Just to be sure we are on the same page here. I am not ruling out fungus as an option, just saying it is less likely to be the case. (what is the fungus eating in there? I needs a source of metabolic energy. Unless this is some very strange chemotrophic fungus or something, how do you explain having a fungal growth of that density, in the absence of organic substrate? Etc.)
Zapping it for science is the most direct way to find out. Sadly we may never know.
vis-a-vis "Lamplight"
It is also a theatrical term for purposefully drawing attention to something in a narrative. This is the use I invoked.
An example in television, is a close pan-in to a McGuffin in the scene, even when the actor's characters are unaware of it.
You might be thinking of "to
highlight", but I can't find any examples of someone using "lamplight" as a verb.
In any event, I'm not saying your conclusions are necessarily wrong. I'm saying that you and the author have collectively managed to demonstrate why you don't bring up Occam's Razor in a scientific context to discriminate between candidate hypotheses: because ultimately it's a judgement call working sideways to the actual process. "Most likely to be" is indeed not "definitely this", but it's also not scientifically meaningful outside of very specific statistical contexts.
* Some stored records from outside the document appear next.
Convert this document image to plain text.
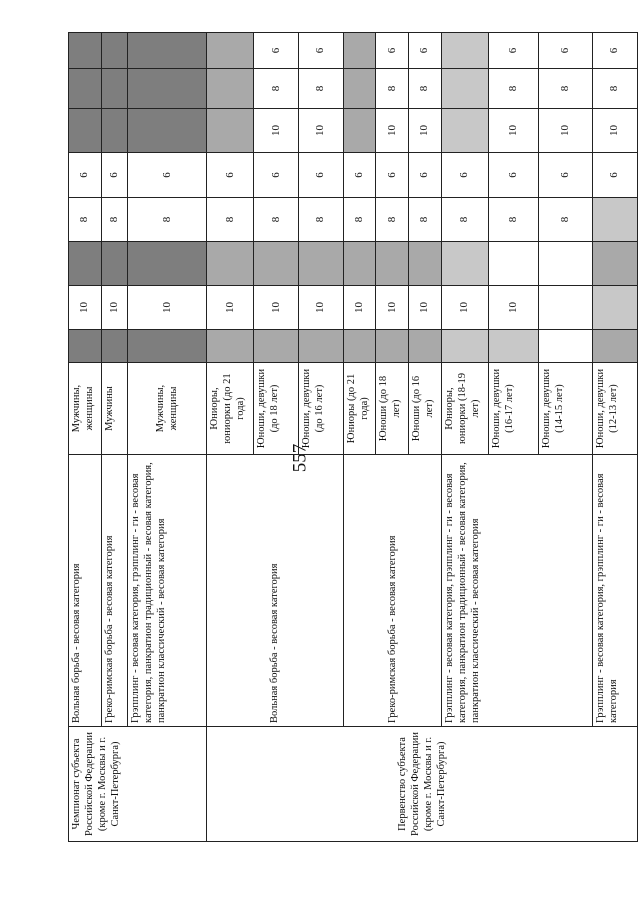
557
Чемпионат субъекта Российской Федерации (кроме г. Москвы и г. Санкт-Петербурга)	Вольная борьба - весовая категория	Мужчины, женщины		10		8	6			
	Греко-римская борьба - весовая категория	Мужчины		10		8	6			
	Грэпплинг - весовая категория, грэпплинг - ги - весовая категория, панкратион традиционный - весовая категория, панкратион классический - весовая категория	Мужчины, женщины		10		8	6			
Первенство субъекта Российской Федерации (кроме г. Москвы и г. Санкт-Петербурга)	Вольная борьба - весовая категория	Юниоры, юниорки (до 21 года)		10		8	6			
		Юноши, девушки (до 18 лет)		10		8	6	10	8	6
		Юноши, девушки (до 16 лет)		10		8	6	10	8	6
	Греко-римская борьба - весовая категория	Юниоры (до 21 года)		10		8	6			
		Юноши (до 18 лет)		10		8	6	10	8	6
		Юноши (до 16 лет)		10		8	6	10	8	6
	Грэпплинг - весовая категория, грэпплинг - ги - весовая категория, панкратион традиционный - весовая категория, панкратион классический - весовая категория	Юниоры, юниорки (18-19 лет)		10		8	6			
		Юноши, девушки (16-17 лет)		10		8	6	10	8	6
		Юноши, девушки (14-15 лет)				8	6	10	8	6
	Грэпплинг - весовая категория, грэпплинг - ги - весовая категория	Юноши, девушки (12-13 лет)					6	10	8	6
I'm not doing this to pick on you, by the way. I'm doing it because adversarial reasoning like this is probably the single most pervasive and tenacious error people make in trying to think scientifically, and it's a weirdly subtle error for something so core to empiricism; the same processes that are vital to organizing and prioritizing research are fatal to actually performing it. You've helped to provide an unusually tutelary example of why that is, and I felt it was important, in light of how we're all looking at the pseudoscience now, to highlight that.